Understanding the role of functional groups of thiolate ligands in electrochemical CO2 reduction over Au(111) from first-principles
Abstract
Thiolates have long been used as ligands for protection of Au. However, how the presence of thiolates influences the CO2 reduction reaction (CO2RR) over Au(111) remains elusive. In this work, the role of functional groups of thiolates is systematically investigated by DFT calculations, and three representative types of groups with different proton-donating abilities (pyridine, –NH2, and –COOH) are considered. In particular, it is revealed that the 4-pyridinylethanemercaptan (4-PEM) ligand can be favorably protonated, and the coupled pyridine-H-and-surface-H transfer would effectively promote the activation and conversion of CO2 to HCOOH. The –NH2 group of the cysteamine (CYS) ligand would coordinate with surface Au and prevent its further protonation, where the localized electronic effect and hydrogen bonding play an important role in stabilizing the chemisorbed CO2 that would facilitate CO formation.
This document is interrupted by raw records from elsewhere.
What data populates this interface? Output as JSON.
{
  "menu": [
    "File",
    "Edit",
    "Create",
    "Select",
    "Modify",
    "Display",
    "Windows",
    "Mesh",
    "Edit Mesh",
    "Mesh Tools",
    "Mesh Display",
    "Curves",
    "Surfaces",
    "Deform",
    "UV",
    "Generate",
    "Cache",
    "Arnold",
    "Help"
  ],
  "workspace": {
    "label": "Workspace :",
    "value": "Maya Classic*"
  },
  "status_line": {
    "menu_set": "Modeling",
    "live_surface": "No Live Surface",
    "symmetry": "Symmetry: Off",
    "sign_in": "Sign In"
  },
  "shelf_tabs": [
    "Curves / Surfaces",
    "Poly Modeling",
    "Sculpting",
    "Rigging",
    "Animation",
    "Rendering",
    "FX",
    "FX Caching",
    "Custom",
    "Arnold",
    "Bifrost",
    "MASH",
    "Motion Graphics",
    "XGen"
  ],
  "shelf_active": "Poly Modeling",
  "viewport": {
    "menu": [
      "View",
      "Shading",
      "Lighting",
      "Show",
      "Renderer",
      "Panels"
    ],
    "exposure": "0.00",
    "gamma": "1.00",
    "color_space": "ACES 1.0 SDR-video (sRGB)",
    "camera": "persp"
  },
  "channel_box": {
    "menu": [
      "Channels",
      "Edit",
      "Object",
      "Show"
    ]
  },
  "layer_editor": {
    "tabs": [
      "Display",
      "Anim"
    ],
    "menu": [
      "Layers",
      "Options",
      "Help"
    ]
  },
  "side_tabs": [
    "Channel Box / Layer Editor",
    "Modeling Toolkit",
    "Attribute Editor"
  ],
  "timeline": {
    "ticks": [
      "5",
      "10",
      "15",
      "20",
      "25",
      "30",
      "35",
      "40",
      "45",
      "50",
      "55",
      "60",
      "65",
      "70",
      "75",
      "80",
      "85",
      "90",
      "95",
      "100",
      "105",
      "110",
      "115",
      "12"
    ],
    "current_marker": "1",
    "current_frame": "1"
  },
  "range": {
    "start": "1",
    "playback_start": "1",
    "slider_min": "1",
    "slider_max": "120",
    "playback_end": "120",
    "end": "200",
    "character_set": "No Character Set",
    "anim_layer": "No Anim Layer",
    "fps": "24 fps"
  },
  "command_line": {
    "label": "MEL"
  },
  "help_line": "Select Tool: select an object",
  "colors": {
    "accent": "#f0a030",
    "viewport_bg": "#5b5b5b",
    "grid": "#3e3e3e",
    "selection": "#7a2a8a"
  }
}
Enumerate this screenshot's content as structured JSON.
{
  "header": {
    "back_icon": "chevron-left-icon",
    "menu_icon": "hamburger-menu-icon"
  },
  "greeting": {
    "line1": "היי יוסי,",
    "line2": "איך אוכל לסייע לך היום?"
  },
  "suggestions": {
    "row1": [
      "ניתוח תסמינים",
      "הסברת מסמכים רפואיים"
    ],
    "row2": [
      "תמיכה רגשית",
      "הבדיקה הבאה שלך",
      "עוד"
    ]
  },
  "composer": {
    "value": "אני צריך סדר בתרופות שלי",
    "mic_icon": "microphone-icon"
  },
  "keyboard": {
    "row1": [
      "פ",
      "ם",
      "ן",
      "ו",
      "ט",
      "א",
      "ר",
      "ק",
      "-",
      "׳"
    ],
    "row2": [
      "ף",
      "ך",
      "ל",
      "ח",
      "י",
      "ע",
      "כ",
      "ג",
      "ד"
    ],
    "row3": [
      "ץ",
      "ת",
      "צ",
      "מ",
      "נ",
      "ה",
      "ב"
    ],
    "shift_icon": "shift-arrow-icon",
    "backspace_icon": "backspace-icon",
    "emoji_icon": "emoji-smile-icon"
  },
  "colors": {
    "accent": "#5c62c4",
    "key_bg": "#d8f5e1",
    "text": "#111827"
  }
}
The 2-mercaptopropionic acid (MPA)-modified Au(111), however, shows unique activity for the HER while suppressing the CO2RR, due to the higher surface concentration of H2O from hydrogen bonding interaction between deprotonated –COO− and H2O as well as the destabilization of chemisorbed CO2. The theoretical findings provide a mechanistic rationale of the recent experimental finding, and offer useful guidelines in future design of ligand modifiers to tune the CO2RR over Au and other metal systems.